Too many organizations are still failing to patch applications such as Adobe's Flash and Reader, he added. In other cases, they aren't teaching employees how to avoid social-engineering attacks on social networking sites and elsewhere.

Other dangerous exploits include:

Advances in wireless attacks, such as those that hack a client machine and then use it to connect to an access point tied to a corporate network. Interestingly, this is easier to do with Windows Vista and Windows 7 than their predecessors, Skoudis said.

Attacks that take advantage of shortcomings in SSL, or secure sockets layer. The most glaring are SSL's focus on failed connections rather than those that are successful and the number of banks that still use non-SSL login pages. Others include the recently demonstrated method for spoofing SSL sessions.

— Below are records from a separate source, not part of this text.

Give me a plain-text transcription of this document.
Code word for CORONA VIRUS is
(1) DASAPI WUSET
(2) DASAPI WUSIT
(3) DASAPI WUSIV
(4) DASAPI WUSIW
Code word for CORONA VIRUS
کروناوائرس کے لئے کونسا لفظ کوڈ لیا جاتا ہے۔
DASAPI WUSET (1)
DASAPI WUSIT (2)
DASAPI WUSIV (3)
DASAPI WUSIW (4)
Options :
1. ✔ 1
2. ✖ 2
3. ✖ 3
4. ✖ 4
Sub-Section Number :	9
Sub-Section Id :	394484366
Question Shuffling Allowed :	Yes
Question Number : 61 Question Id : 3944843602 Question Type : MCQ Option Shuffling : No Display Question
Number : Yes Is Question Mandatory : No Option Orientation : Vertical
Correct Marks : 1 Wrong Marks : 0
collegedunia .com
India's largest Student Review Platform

Attacks against unprotected VoIP, or voice over IP, systems. Since the beginning of the year, there have been some 5,000 scans of port 5060 every day. That's about five times the rate as in all of 2008, said Ullrich, who monitors internet activity using half a million sensors across the globe

The take-away is that admins should assume they've already been hacked.

"I believe that a determined but not necessarily well-funded attacker can pretty much break into any organization," Skoudis said. "If you think it's less than 50 percent, I think you need to look a little more carefully."

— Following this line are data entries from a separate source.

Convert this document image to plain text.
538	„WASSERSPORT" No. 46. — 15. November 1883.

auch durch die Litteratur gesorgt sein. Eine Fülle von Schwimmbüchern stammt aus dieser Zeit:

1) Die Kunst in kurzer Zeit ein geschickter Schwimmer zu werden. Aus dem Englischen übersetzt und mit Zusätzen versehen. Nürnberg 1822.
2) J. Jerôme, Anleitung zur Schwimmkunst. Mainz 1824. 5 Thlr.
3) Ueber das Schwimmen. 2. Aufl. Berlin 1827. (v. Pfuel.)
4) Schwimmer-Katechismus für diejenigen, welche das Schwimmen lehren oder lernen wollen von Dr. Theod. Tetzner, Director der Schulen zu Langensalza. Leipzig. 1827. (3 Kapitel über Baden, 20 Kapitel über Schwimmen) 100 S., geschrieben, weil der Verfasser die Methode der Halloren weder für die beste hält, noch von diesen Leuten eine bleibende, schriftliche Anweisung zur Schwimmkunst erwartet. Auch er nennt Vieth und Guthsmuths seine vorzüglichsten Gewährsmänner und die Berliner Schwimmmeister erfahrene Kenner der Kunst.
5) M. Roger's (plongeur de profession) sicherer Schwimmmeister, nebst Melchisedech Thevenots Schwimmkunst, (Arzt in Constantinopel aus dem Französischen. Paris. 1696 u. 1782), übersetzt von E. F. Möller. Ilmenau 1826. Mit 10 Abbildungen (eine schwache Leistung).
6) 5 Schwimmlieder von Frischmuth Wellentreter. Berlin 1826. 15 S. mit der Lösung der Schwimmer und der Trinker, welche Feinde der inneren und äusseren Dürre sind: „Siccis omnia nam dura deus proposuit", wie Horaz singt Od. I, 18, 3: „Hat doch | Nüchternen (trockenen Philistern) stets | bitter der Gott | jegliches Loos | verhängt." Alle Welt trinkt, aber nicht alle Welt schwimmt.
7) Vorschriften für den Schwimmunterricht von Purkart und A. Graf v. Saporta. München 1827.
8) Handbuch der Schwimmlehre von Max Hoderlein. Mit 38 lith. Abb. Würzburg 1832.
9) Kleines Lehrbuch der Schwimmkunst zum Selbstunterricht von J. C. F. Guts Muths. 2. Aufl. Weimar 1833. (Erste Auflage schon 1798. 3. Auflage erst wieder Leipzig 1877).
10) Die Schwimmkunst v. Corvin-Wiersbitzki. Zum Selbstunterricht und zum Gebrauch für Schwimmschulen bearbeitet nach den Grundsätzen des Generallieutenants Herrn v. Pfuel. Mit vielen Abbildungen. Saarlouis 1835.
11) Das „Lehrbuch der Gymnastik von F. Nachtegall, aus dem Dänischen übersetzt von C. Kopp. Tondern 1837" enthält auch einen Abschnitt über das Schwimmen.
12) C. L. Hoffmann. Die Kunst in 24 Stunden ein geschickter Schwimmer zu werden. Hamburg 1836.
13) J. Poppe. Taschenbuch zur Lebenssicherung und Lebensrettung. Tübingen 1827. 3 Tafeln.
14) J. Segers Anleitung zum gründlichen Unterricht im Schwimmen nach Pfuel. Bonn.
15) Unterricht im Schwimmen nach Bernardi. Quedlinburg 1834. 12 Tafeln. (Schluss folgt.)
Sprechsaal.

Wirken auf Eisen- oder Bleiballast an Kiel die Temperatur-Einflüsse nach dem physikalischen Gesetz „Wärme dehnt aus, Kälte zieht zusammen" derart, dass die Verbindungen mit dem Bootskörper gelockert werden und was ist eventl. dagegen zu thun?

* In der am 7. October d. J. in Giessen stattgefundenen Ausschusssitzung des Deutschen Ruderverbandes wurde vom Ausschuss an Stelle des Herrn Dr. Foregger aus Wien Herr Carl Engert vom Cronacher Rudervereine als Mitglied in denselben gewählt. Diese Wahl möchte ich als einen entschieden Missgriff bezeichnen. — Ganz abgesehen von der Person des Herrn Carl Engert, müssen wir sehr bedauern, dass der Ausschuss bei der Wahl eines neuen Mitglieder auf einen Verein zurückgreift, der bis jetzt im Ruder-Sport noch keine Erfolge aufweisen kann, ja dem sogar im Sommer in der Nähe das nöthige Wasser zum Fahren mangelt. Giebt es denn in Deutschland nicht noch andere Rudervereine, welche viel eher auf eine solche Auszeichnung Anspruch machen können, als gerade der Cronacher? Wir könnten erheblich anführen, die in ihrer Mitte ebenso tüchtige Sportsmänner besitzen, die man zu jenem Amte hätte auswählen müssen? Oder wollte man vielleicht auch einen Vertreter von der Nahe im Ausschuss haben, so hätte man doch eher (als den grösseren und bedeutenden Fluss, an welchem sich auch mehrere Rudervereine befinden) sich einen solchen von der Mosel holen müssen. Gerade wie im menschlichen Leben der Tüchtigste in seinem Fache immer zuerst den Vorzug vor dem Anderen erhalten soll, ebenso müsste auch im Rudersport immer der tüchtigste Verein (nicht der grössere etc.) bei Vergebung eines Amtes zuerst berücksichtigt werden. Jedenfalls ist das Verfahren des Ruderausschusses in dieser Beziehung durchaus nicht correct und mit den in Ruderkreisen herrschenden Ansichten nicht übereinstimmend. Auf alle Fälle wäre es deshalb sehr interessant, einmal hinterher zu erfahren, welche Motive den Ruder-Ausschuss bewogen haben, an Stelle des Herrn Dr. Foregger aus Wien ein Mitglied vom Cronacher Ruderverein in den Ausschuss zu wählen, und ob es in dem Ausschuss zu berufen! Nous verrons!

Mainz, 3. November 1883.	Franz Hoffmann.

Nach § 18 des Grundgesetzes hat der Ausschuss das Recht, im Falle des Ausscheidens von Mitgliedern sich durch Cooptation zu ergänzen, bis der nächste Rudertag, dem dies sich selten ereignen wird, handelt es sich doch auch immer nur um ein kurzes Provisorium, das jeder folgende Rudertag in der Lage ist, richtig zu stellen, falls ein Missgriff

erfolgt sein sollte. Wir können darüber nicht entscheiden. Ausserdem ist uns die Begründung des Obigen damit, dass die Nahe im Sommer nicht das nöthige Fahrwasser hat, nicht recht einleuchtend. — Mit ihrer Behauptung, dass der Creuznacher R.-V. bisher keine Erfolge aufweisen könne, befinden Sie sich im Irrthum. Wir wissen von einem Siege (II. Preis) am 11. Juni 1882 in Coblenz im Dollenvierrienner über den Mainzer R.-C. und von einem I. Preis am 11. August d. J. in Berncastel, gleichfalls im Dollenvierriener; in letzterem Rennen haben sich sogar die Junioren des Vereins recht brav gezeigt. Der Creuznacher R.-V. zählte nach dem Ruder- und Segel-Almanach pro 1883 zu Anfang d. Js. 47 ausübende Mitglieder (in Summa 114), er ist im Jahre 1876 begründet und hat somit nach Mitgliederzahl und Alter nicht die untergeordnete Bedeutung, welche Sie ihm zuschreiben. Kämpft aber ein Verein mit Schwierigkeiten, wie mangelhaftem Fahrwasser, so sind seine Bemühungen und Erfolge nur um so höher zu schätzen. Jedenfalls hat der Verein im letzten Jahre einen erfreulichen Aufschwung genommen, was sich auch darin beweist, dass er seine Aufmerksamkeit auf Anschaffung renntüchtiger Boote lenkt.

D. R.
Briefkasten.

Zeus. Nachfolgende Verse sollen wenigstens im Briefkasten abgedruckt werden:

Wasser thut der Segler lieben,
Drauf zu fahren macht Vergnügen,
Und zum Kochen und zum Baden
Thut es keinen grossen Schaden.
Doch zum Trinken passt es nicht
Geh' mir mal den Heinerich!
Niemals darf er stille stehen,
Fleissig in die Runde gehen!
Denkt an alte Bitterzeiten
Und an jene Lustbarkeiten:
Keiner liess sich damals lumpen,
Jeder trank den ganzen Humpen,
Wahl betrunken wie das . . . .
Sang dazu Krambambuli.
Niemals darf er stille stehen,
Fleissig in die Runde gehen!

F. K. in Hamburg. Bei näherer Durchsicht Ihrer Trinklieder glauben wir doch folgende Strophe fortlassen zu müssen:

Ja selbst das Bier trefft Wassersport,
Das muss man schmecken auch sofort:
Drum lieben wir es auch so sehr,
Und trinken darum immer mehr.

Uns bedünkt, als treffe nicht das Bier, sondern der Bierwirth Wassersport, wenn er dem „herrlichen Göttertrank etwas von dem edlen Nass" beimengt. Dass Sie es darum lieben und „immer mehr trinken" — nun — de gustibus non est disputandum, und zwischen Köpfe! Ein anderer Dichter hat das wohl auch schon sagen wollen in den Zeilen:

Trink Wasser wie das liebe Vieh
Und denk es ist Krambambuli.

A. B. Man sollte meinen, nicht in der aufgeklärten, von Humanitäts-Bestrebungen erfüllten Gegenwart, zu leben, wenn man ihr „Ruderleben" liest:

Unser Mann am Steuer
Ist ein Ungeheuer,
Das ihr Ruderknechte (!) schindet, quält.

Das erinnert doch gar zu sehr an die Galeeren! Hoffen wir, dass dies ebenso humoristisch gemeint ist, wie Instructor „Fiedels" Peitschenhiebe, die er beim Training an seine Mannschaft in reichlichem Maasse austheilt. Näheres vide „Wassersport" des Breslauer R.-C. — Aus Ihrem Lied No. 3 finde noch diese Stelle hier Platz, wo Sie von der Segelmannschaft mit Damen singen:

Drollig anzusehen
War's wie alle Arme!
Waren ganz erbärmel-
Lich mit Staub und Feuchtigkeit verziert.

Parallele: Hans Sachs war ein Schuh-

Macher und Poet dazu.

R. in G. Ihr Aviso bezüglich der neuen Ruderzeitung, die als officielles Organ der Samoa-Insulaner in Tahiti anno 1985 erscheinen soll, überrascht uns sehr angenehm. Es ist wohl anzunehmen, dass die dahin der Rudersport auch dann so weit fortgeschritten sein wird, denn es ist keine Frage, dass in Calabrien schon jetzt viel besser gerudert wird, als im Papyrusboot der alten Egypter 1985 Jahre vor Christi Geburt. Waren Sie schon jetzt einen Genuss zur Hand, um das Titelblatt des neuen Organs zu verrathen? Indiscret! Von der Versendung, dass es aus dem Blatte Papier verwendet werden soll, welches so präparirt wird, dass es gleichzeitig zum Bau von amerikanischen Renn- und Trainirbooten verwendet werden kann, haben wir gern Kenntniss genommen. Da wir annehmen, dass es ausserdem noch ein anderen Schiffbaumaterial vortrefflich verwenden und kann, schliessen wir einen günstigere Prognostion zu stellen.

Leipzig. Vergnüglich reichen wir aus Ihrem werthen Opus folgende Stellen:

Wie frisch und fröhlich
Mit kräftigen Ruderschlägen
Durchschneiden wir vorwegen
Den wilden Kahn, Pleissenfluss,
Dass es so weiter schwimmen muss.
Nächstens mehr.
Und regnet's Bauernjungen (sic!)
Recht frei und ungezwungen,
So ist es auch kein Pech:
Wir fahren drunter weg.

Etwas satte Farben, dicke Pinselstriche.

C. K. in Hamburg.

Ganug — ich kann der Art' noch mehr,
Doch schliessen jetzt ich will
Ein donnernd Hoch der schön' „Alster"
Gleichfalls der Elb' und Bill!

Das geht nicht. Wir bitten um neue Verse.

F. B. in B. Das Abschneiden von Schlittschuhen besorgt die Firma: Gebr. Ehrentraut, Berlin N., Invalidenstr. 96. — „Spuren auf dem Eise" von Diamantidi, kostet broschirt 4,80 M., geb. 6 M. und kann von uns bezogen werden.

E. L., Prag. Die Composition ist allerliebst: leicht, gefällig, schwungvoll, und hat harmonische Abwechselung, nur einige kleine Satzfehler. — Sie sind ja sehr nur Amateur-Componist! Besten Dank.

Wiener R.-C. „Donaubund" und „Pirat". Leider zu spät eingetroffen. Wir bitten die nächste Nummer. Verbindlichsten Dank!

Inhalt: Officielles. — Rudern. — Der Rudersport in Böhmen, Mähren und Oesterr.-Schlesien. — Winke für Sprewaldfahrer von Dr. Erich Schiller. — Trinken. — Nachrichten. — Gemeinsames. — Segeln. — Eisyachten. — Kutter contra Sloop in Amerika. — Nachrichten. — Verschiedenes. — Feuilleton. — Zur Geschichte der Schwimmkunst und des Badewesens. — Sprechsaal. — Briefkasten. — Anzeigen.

Given the risk of injecting agents via email or internal pm systems i would be careful and on alert about any method incorporating them. Although they only reside on your mem and unless he does a shell change you would be safe after every reboot*as mentioned above*.
Then again, you only need about 3 mins to successfully deploy agents into any server/client.

posted on May, 1 2009 @ 01:43 PM

posted on May, 2 2009 @ 07:00 PM
Hackers compromise Kerala govt website

Saturday,2 May 2009 22:32 hrs IST

Thiruvananthapuram: The website of the state education department has been hacked by hackers allegedly from Iran. The hackers defaced the top news section of the website and posted a message that says that this website has been hacked by Ashiana Digital Security Team. The link from the post leads to a page which gives information regarding the hackers group.

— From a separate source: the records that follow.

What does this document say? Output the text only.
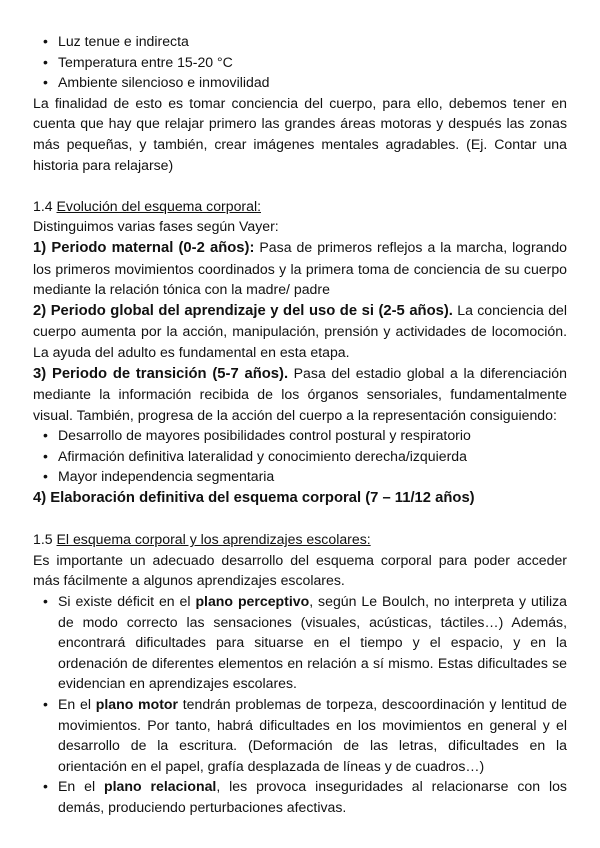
• Luz tenue e indirecta
• Temperatura entre 15-20 °C
• Ambiente silencioso e inmovilidad

La finalidad de esto es tomar conciencia del cuerpo, para ello, debemos tener en cuenta que hay que relajar primero las grandes áreas motoras y después las zonas más pequeñas, y también, crear imágenes mentales agradables. (Ej. Contar una historia para relajarse)

1.4 Evolución del esquema corporal:

Distinguimos varias fases según Vayer:

1) Periodo maternal (0-2 años): Pasa de primeros reflejos a la marcha, logrando los primeros movimientos coordinados y la primera toma de conciencia de su cuerpo mediante la relación tónica con la madre/ padre

2) Periodo global del aprendizaje y del uso de si (2-5 años). La conciencia del cuerpo aumenta por la acción, manipulación, prensión y actividades de locomoción. La ayuda del adulto es fundamental en esta etapa.

3) Periodo de transición (5-7 años). Pasa del estadio global a la diferenciación mediante la información recibida de los órganos sensoriales, fundamentalmente visual. También, progresa de la acción del cuerpo a la representación consiguiendo:

• Desarrollo de mayores posibilidades control postural y respiratorio
• Afirmación definitiva lateralidad y conocimiento derecha/izquierda
• Mayor independencia segmentaria

4) Elaboración definitiva del esquema corporal (7 – 11/12 años)

1.5 El esquema corporal y los aprendizajes escolares:

Es importante un adecuado desarrollo del esquema corporal para poder acceder más fácilmente a algunos aprendizajes escolares.

• Si existe déficit en el plano perceptivo, según Le Boulch, no interpreta y utiliza de modo correcto las sensaciones (visuales, acústicas, táctiles…) Además, encontrará dificultades para situarse en el tiempo y el espacio, y en la ordenación de diferentes elementos en relación a sí mismo. Estas dificultades se evidencian en aprendizajes escolares.
• En el plano motor tendrán problemas de torpeza, descoordinación y lentitud de movimientos. Por tanto, habrá dificultades en los movimientos en general y el desarrollo de la escritura. (Deformación de las letras, dificultades en la orientación en el papel, grafía desplazada de líneas y de cuadros…)
• En el plano relacional, les provoca inseguridades al relacionarse con los demás, produciendo perturbaciones afectivas.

Well, as everything approaches i guess this section will hold some fun posts, hopefully ill have some sc of the sites before there taken down. But that would be difficult almost impossible, but were there's a will there's a way.

Express News 5/1/2009 10:44:21 AM - The official Army website was hacked last night by web hackers . Army spokesman Brigadier Udaya Nanyakara said site has now been temporarily shut down but will be restored soon.

posted on May, 3 2009 @ 11:20 AM

Hackers phish for Facebook bait
Sunday, 03 May 2009

Facebook has been the target of a massive phishing scam that tricked users into revealing account passwords through a bogus login page of the social networking site.

The company reacted to the security threat by blocking the link that was being used to redirect members to the fake webpage and said it would expand its alliance with net security firm MarkMonitor in a bid to step up protection.

The page is believed to have captured password information, which hackers used to access Facebook profiles and impersonate users of legitimate accounts to lure other users into the trap.

I guess its what i have mentioned in my own way within one or two or perhaps three swine flue threads, people are way to focussed on what they are being force fed than really taking notice. Although this has been common knowledge that any major news breaking event is like an open invitation for who ever revolves around these methods to happily create and round up the necessary amount of users to increase their intrusion success rate.

posted on May, 3 2009 @ 11:28 AM
As ongoing T&C are being changed without being publicly shown apart from a group of people who make sure that any changes are to be presented to public knowledge. So when you enter and agree just like any other site you are bound by these terms and conditions without any exceptions.